Hakim Konservatif Samuel Alito adalah satu-satunya pembangkang dalam kasus ini.
Dalam putusan terpisah terkait imigrasi pada hari Jumat, Mahkamah Agung juga menolak tantangan terhadap undang-undang federal yang melarang mendorong atau membujuk non-warga negara untuk memasuki negara itu secara ilegal.
Keputusan 7-2 membatalkan putusan pengadilan yang lebih rendah yang mengatakan undang-undang itu tidak konstitusional. Ini ditentang atas dasar kebebasan berbicara.
“Diartikan dengan benar, ketentuan ini hanya melarang ajakan atau fasilitasi yang disengaja dari tindakan ilegal tertentu. Itu tidak melarang “ sejumlah besar pidato yang dilindungi” — apalagi cukup untuk membuang “ cambuk hukum siap pakai”, tulis Hakim konservatif Amy Coney Barrett dalam opini mayoritas.
Hakim Liberal Sonia Sotomayor dan Ketanji Brown Jackson tidak setuju.

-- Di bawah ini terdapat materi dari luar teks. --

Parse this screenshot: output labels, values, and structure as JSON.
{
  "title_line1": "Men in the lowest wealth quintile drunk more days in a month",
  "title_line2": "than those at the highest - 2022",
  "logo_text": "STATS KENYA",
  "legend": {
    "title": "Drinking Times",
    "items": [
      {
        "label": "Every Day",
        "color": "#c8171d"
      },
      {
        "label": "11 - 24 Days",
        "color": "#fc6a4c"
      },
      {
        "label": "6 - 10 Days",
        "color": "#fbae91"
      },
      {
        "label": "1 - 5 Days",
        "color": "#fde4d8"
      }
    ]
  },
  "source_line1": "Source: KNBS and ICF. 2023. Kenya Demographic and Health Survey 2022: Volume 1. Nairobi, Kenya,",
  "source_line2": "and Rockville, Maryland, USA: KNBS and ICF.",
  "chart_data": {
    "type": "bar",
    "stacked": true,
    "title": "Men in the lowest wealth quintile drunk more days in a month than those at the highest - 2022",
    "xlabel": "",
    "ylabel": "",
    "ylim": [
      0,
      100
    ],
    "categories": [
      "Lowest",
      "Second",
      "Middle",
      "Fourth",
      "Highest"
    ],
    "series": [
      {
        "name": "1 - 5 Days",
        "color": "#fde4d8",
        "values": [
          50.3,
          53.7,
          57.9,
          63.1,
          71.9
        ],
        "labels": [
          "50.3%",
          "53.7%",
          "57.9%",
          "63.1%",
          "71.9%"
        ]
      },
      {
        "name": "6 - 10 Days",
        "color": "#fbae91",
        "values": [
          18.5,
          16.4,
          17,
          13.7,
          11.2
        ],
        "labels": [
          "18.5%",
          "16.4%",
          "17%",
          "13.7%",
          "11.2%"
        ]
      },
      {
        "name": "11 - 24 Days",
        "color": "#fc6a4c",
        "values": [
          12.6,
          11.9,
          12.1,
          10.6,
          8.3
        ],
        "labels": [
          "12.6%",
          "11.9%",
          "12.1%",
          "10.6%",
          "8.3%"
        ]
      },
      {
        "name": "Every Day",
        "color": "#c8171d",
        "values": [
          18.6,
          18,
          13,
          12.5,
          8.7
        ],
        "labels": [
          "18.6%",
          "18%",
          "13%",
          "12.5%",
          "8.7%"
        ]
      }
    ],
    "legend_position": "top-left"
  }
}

Biden telah menghadapi kritik dari Partai Republik atas kebijakan imigrasinya sejak menjabat. Masalah ini diperkirakan akan menonjol dalam pemilu 2024 mendatang.
Namun, sementara Biden umumnya melonggarkan penegakan hukum terhadap orang-orang tidak berdokumen yang sudah tinggal di AS, kelompok hak asasi mengkritik kebijakan perbatasannya.
Pada bulan Mei, pemerintahan Biden menerapkan langkah-langkah baru yang membuat banyak migran dan pengungsi yang tiba di perbatasan AS dengan Meksiko tidak memenuhi syarat untuk mencari suaka. Aturan tersebut mengharuskan sebagian besar pencari suaka untuk terlebih dahulu mengajukan aplikasi di negara yang mereka lewati atau mendapatkan persetujuan awal melalui aplikasi CBP One yang dikelola pemerintah.
Kelompok HAM menyebut kebijakan itu, yang mengandung beberapa pengecualian, kembali ke aturan “negara ketiga yang aman” serupa yang diberlakukan di bawah pemerintahan Trump. Kebijakan seperti itu, menurut mereka, melanggar kewajiban suaka AS di bawah hukum internasional dan memaksa para migran mencari rute yang lebih berbahaya untuk memasuki negara itu.
Pemerintahan Biden mengatakan kebijakan tersebut sejauh ini terbukti efektif, menyebabkan penurunan tajam penyeberangan perbatasan yang tidak teratur sejak diberlakukan.